Flowers lacking petals are described as apetalous and may defy our notion of what a flower is for. Petals, especially colorful and showy petals, attract pollinators such as birds and bees. Some flowers are pollinated by the wind, though, and these don't need petals or any other showy elements. Still other plants produce colored leaves or showy sepals--sepals are a kind of modified leaf--and use these petal posers to attract attention instead.
Not only is the calla lily apetalous, it is asepalous, lacking the sepals that would normally be located on the outermost part of a complete flower. (Complete flowers have all four of the basic parts that flowers can possess.) With neither petals nor sepals, calla lilies are considered "naked." In botany, naked flowers are "achlamydeous."
What looks like a single furled petal protecting a yellow spike on the inside of a calla lily is really just a pretty leaf called a bract, specifically a spathe bract.
Calla lilies like the sun and can grow in a boggy section of the garden. Besides white, hybrid callas may have bracts of yellow, pink, purple and cream.

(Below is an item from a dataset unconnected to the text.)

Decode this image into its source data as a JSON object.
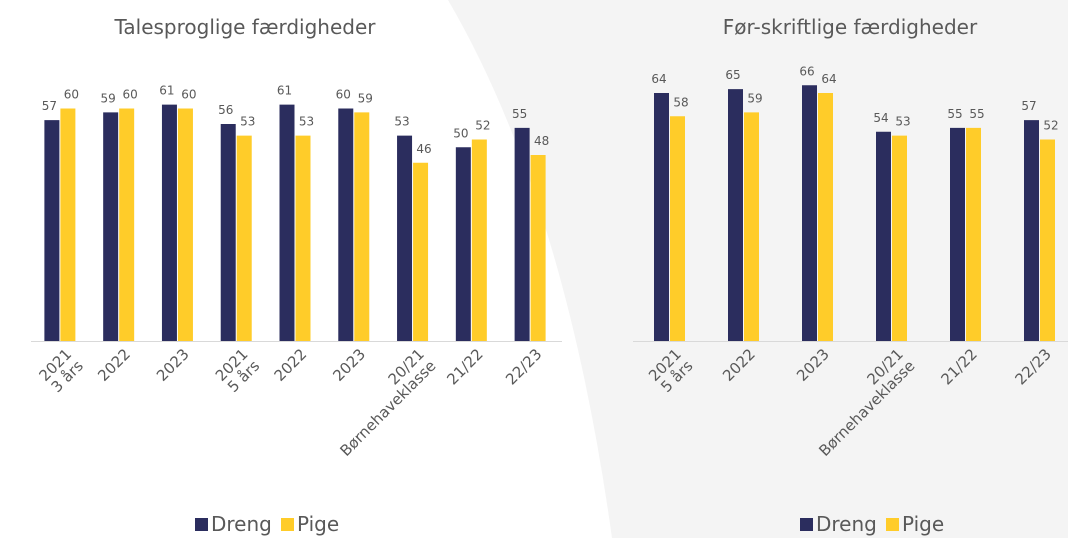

The anemone belongs to the buttercup family, most of which have no petals. Indeed, the true buttercup is the only member that has petals.
Instead of a ring of petals, the anemone sports a ring of sepals, collectively called the calyx. (Petals are collectively called the corolla.) Since there are many species of anemones, sepals are found in a variety of colors, from yellows to reds to purples to white.
Clematis is a popular flower among gardeners and another member of the buttercup family, or, botanically, the Ranunculaceae family. Many species of clematis exist and because gardeners like the flowers, a lot of hybrids are available as well. Most of the plants tend to be vining and come in many colors. These colored parts of the clematis are not petals, but sepals.
Hepatica is a pretty flower that belies its name: hepatica refers to liver. The flower is so-named because its leaves look like a human liver. Three green bracts beneath the flower might look to some like sepals instead of leaves, fooling some into thinking the blue sepals are petals.
Hepatica can take shade, making it welcome to many gardeners who have wooded areas.